The result will be a paradigm shift in the way data is delivered and users consume information, according to Thomas Bodenski, COO and chief data and analytics officer of TS Imagine, a financial technology firm that uses Snowflake for its data management needs.
"Generative AI will redefine the data delivery lifecycle in 2025, driving significant productivity gains for data professionals," he said. "SaaS companies with strong data strategies will lead the way, enabling the rapid deployment of AI-driven features and empowering users with self-service analytics. Firms that prioritize complete, trustworthy data will outpace competitors."
TS Imagine is one of those firms, he continued.
"We've dedicated significant effort to leveraging generative AI in every step of our data delivery lifecycle -- from conception to deployment, and even troubleshooting production problems," he said. "Now, we're automating the entire data delivery lifecycle, bringing these individual steps together to achieve a new level of efficiency and scalability."
While BI will be transformed by AI, data management will be affected as well, according to Ariel Katz, chief executive officer of analytics vendor Sisense.
Enterprises will train AI applications to write code, enabling the AI tools to develop entire applications without human intervention other than making sure the code is correct.
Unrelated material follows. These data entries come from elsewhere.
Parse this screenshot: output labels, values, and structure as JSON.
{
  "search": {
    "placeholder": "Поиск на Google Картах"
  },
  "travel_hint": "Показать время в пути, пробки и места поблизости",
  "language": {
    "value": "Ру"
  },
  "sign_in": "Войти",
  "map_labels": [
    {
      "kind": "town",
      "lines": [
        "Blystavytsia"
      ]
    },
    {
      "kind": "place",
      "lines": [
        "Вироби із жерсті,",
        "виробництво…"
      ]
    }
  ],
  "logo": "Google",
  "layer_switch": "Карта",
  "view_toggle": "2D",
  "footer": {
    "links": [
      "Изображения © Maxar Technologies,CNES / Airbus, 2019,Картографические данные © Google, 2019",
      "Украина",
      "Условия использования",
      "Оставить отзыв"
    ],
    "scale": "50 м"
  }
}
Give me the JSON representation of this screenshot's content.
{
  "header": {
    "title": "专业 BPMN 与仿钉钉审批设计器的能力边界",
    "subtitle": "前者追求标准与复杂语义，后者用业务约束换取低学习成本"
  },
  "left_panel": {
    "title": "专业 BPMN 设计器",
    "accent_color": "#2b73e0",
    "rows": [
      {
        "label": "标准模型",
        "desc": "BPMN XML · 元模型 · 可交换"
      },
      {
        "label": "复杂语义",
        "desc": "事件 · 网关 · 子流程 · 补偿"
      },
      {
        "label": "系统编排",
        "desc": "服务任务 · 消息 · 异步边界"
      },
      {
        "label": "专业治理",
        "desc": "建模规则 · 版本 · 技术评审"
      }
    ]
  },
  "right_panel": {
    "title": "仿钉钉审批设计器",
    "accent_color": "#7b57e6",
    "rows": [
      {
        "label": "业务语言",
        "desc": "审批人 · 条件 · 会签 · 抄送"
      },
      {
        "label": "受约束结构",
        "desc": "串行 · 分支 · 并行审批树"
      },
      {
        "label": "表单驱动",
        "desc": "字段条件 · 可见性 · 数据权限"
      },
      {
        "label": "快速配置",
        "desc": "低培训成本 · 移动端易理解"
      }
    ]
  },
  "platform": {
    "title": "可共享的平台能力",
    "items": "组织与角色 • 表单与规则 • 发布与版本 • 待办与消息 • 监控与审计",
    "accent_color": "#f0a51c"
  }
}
In addition, enterprises will deploy AI tools to automate complex tasks such as bug detection.
"Major tech companies such as Microsoft and Google have already integrated AI tools into their development pipelines, marking a turning point in software creation," Katz said.
But while the benefits might be substantial for organizations, he added that they could come at a human cost.
"While AI liberates developers from routine work, it also threatens job security, forcing them to evolve or risk being left behind in this new era of coding innovation," Katz said.
Eric Avidon is a senior news writer for TechTarget Editorial and a journalist with more than 25 years of experience. He covers analytics and data management.